Calgary

Calgary's Niko Resources to pay $9.5M bribery fine

A Calgary oil and gas company, Niko Resources, has agreed to pay nearly $9.5 million in fines and penalties after admitting in court that it bribed a Bangladeshi government minister.

A Calgary oil and gas company, Niko Resources, has agreed to pay nearly $9.5 million in fines and penalties after admitting in court that it bribed a Bangladeshi government minister.

Niko Resources Ltd. is an oil and gas producer with operations in Southeast Asia.

The firm was charged under Ottawa's Corruption of Foreign Public Officials Act.

A natural gas well blows out at a site operated by Calgary's Niko Resources in Bangladesh in 2005. (YouTube)
Company officials admitted in Federal Court in Calgary on Friday that the firm bribed the Bangladeshi minister in 2005 following a blowout at one of its natural gas fields, a mishap that was creating bad press for the firm.

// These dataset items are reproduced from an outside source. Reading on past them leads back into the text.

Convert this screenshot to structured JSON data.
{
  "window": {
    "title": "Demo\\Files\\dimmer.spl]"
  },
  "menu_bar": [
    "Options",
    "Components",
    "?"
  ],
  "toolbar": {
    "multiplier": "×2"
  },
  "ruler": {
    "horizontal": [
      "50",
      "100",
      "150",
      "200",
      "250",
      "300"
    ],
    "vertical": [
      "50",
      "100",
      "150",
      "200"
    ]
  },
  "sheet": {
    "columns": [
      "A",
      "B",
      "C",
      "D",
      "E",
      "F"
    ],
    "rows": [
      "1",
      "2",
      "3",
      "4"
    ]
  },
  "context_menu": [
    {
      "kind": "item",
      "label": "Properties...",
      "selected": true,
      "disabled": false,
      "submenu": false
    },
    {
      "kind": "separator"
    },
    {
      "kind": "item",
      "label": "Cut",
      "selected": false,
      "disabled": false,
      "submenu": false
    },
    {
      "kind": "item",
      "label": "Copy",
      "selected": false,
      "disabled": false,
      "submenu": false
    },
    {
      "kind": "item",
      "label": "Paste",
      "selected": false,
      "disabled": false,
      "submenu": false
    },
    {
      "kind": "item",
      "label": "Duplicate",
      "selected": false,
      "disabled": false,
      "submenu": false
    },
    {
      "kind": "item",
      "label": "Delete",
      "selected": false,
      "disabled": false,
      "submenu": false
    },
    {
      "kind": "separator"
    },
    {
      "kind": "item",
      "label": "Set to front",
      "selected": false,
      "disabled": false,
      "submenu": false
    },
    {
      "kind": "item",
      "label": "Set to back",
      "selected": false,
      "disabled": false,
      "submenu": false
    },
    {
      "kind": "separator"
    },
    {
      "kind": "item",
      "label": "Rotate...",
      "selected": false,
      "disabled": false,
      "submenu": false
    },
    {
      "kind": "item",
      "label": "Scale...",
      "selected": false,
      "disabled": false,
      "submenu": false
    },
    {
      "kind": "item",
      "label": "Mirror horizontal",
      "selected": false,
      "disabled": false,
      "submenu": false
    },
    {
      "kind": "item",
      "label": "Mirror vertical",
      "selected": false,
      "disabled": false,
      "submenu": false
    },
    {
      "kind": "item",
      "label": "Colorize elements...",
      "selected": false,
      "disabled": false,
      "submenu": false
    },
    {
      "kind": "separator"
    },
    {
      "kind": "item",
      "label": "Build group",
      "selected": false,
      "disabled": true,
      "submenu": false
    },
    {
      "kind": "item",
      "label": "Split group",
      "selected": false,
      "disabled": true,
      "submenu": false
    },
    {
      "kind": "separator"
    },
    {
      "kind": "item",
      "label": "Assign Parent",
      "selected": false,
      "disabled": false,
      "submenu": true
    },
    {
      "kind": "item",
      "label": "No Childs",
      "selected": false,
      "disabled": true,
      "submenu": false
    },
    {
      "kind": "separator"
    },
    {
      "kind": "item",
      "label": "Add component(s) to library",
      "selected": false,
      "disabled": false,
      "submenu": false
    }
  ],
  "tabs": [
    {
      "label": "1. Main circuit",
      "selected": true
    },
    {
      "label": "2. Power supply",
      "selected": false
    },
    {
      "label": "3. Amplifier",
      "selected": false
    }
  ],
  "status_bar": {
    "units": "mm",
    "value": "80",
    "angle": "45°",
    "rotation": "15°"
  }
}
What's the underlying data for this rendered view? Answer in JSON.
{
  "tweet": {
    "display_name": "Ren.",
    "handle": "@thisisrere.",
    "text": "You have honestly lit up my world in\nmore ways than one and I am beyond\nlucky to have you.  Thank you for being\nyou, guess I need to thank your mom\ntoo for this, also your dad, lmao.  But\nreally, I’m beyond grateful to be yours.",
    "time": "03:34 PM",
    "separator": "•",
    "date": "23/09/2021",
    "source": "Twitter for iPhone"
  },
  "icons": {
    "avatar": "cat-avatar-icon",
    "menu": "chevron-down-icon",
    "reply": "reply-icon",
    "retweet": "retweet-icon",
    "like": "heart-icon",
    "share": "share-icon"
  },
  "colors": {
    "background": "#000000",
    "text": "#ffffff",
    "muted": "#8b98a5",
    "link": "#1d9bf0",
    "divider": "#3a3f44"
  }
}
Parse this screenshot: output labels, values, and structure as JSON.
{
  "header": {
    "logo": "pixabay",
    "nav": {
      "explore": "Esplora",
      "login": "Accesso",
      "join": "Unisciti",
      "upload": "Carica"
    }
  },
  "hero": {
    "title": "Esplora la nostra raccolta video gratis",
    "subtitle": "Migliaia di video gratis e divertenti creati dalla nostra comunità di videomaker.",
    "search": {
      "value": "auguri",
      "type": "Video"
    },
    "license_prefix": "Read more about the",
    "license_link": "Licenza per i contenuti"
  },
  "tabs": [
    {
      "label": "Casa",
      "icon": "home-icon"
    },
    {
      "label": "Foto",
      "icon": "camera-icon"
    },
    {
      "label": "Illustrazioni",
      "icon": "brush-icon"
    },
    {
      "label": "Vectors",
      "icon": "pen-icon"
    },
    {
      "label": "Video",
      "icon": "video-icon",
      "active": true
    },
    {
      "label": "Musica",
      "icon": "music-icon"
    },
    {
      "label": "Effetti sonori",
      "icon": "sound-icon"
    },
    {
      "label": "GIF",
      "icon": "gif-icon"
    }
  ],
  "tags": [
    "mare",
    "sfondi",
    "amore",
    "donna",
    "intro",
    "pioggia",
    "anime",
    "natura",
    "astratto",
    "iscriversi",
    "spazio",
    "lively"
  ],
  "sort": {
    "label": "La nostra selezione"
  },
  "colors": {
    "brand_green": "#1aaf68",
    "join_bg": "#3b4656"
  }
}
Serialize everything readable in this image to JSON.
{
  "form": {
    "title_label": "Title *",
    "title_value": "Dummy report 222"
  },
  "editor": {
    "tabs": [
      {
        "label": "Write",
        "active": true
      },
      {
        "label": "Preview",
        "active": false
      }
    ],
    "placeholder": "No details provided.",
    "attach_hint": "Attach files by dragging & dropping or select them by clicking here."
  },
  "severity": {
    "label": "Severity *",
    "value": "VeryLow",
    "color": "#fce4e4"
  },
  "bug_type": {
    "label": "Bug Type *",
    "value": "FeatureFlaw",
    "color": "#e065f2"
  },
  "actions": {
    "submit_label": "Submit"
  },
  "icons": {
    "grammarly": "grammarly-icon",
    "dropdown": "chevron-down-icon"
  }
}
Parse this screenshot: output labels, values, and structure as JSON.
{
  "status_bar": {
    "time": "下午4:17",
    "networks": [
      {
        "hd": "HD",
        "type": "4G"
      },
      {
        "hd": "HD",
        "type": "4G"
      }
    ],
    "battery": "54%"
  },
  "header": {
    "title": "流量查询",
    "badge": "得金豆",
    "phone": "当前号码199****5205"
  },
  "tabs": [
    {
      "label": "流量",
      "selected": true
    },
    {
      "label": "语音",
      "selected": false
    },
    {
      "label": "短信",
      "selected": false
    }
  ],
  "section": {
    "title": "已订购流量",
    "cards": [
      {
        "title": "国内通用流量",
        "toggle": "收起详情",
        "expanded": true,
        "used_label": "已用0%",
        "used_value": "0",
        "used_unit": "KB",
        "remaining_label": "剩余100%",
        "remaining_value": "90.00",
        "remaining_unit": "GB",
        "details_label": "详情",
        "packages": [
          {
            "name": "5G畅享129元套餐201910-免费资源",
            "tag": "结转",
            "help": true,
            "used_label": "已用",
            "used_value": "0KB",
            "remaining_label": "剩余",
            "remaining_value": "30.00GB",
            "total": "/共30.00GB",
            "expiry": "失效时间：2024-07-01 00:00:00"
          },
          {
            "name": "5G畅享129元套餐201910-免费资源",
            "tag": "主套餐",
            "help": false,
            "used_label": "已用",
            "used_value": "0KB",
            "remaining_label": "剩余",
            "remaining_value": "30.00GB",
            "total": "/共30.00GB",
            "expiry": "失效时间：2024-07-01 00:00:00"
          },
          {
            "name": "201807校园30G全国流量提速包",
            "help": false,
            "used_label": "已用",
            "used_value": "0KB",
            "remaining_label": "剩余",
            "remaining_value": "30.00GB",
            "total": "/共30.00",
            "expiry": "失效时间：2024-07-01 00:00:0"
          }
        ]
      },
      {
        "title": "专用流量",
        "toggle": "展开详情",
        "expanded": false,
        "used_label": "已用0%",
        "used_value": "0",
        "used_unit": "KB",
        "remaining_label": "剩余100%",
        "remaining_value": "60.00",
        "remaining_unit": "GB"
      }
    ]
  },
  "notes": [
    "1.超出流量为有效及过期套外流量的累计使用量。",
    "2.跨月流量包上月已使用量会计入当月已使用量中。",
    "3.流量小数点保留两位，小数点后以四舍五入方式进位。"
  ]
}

The company provided a vehicle to Bangladesh's state minister for energy and mineral resources, AKM Mosharraf Hossain, and paid his way to Calgary and New York, according to an agreed statement of facts.

Hossain quit his post on June 18, 2005, as corruption allegations hit the Bangladeshi press.

Around the same time, Canada's then-ambassador David Sproule met to discuss the allegations with Qasim Sharif, who was president of Niko's Bangladeshi subsidiary. According to the documents, Sharif told Sproule "these things are done all the time" and "they give these things in these situations."

"It was clear that at least in the opinion of the president of Niko Bangladesh, the business practice of making payments to ministers was a 'cost of doing business,"' the statement of facts said.

On the Toronto Stock Exchange, Niko's shares were down $2.37, or almost 3.7 per cent, at $62.55 in afternoon trading on Friday.

Niko operates mostly in India and Bangladesh but also explores and produces natural gas and oil in Pakistan, Kurdistan, Indonesia, Trinidad and Madagascar.